Alan Rowe Kelly wrote and directed this over the top flick. You can see his character Corey as either a very mannish woman, or a very feminine guy. Either way, he is very good. Kelly does a great job with a very capable cast. Chlanda is both beautiful and unsettling as Dolores. It was about half way through the film before I realized Jake and Mitch were being played by the same actor, Jerry Murdock. He does an absolutely fantastic job in both parts. Corry and O'Sullivan are also perfectly cast in their roles.
Tom Burns' musical score is a great mishmash of strings and noise, and there is even a theme song to hum along to! The editing is crisp, the video picture is pretty clear, and the film does move quickly.

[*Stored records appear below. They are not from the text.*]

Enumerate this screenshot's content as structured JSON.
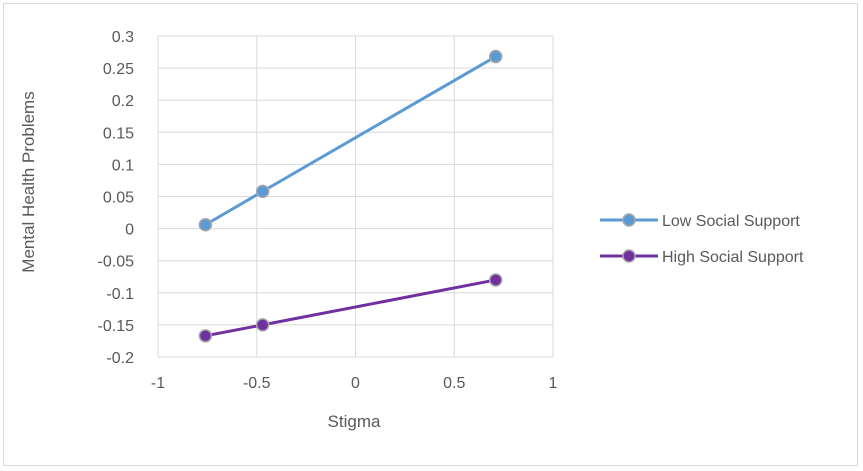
{
  "chart_data": {
    "type": "line",
    "title": "",
    "xlabel": "Stigma",
    "ylabel": "Mental Health Problems",
    "xlim": [
      -1,
      1
    ],
    "ylim": [
      -0.2,
      0.3
    ],
    "x_ticks": [
      "-1",
      "-0.5",
      "0",
      "0.5",
      "1"
    ],
    "y_ticks": [
      "0.3",
      "0.25",
      "0.2",
      "0.15",
      "0.1",
      "0.05",
      "0",
      "-0.05",
      "-0.1",
      "-0.15",
      "-0.2"
    ],
    "grid": true,
    "legend_position": "right",
    "series": [
      {
        "name": "Low Social Support",
        "color": "#5b9bd5",
        "x": [
          -0.76,
          -0.47,
          0.71
        ],
        "y": [
          0.006,
          0.058,
          0.268
        ]
      },
      {
        "name": "High Social Support",
        "color": "#7030a0",
        "x": [
          -0.76,
          -0.47,
          0.71
        ],
        "y": [
          -0.167,
          -0.15,
          -0.08
        ]
      }
    ]
  }
}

My complaints would be minor: a few loose plot points that could have been tied up (the Beech's daughter, the sudden investigation into Dolores' past), and there are a few too many secondary characters that threaten to topple a long film (two hours, plus another half an hour of deleted scenes). The gore is pretty good, there are some scattered laughs, and the locations cannot help but work for the film.Alan Rowe Kelly should be congratulated for restoring my faith in the "shot on video horror" subgenre. I will call upon his name every time I am in the video store and the cover for the unwatchable "Ax 'Em" is staring back at me.